Workers have been warned against impulsive spending as the country gears for the two-pot retirement system which will give people early access to their retirement funds.
The system kicks off on September 1 and is aimed at cushioning the financially-burdened workers by allowing them to withdraw from their retirement funds.
In the current system, workers can only access their pension or provident fund when they resign or change jobs.
John Anderson, executive enablement and solutions at Alexforbes said the system was designed to strike a balance between long-term financial security and immediate financial needs.
He said this marks a significant shift from the traditional savings model and requires retirement funds to engage more proactively and directly with fund members.
He advised workers to be also vigilant and calculated when deciding to dip into their funds.
“Individuals should ensure they get advice prior to taking any action, weighing the pros and cons of their decisions. Members are encouraged to seek holistic financial advice.

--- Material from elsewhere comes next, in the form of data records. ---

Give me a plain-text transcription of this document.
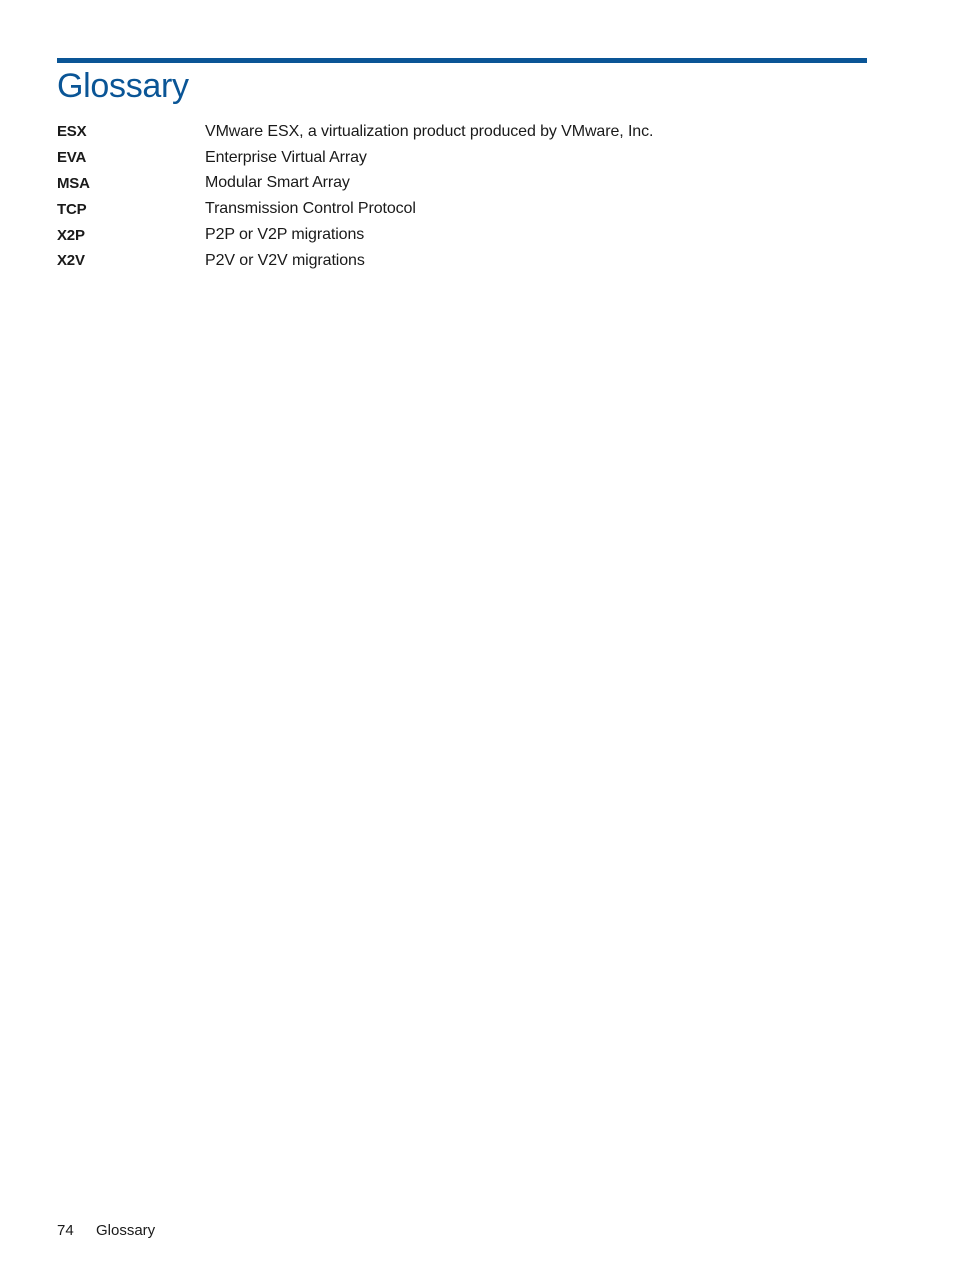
Glossary
ESX	VMware ESX, a virtualization product produced by VMware, Inc.
EVA	Enterprise Virtual Array
MSA	Modular Smart Array
TCP	Transmission Control Protocol
X2P	P2P or V2P migrations
X2V	P2V or V2V migrations
74	Glossary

Strategies should include rebuilding after accessing funds, making additional voluntary contributions and utilising rewards programmes to ease financial burdens.
“As we approach the implementation date, it’s essential that individuals engage with their service providers, understand the new rules and prepare for a more flexible retirement savings journey,”
— John Anderson, executive enablement and solutions at Alexforbes
“As we approach the implementation date, it’s essential that individuals engage with their service providers, understand the new rules and prepare for a more flexible retirement savings journey,” said Anderson.
The two-pot retirement system is for any South African who has a pension fund, provident fund, retirement annuity, or preservation fund.
It excludes legacy retirement annuity funds, beneficiary funds, unclaimed benefit funds and pensioners.
It also excludes those who were 55 years or older on March 1 2021 and have remained a member of the same provident fund.
These members can choose to opt into the two-pot system. They have until September 1 2025 to decide.
The system will divide member benefits into two pots; the saving pot and the retirement pot. Members will have the option to make one taxable withdrawal per year from the savings pot. The minimum withdrawal amount is R2,000.
At retirement, lump-sum withdrawals from the savings component are taxed according to the retirement fund lump-sum benefits table.
The first R550,000 is tax-free.
A pre-retirement withdrawal could also push a member who is at the upper end of his or her marginal tax bracket into the next tax bracket.
Anderson said withdrawal will not be instant and that some individuals may encounter special additional requirements before gaining access to their savings pot.
“Some of the delays will include consent being required by a non-member spouse where divorce proceedings are underway. At time where the member has a pension-backed housing loan in place, a check needs to be undertaken to ensure that the member will have sufficient money to cover the loan following the withdrawal. Sometime individual’s tax issues might cause delays.
“It’s important to ensure that administrators have covered all the various scenarios in ensuring the fund is ready for the new environment,” said Anderson.
Anderson said fund administrators will charge a fee to process withdrawals from the savings component and different providers have decided on different payment models, either a fixed fee or a sliding scale.
What should providers be doing right now?
The first deadline of importance for retirement funds is July 15 2024, which is the final date for all retirement funds to submit their rules amendments for registration if they are to be assured that their rules are registered and approved before September 1, says Guy Chennells, chief commercial officer of Discovery corporate and employee benefits.
“Retirement funds submitting rule amendments after July 15 stand the risk of their rules amendments not being registered in time which will result in the delay of implementing two-pot and paying out savings withdrawal claims,” said Chennells.
“Failure to register rule amendments for two-pot implementation with the Financial Services Conduct Authority (FSCA) by September 1 will mean no savings withdrawal claims can be paid from the fund. This could also impact the tax approval status of retirement funds when the South African Revenue Services (SARS) does their annual tax assessments.
“If retirement funds lose their tax approval status, it will mean that contributions to retirement funds are then no longer tax deductible and employers could have an industrial relations disaster on their hands.”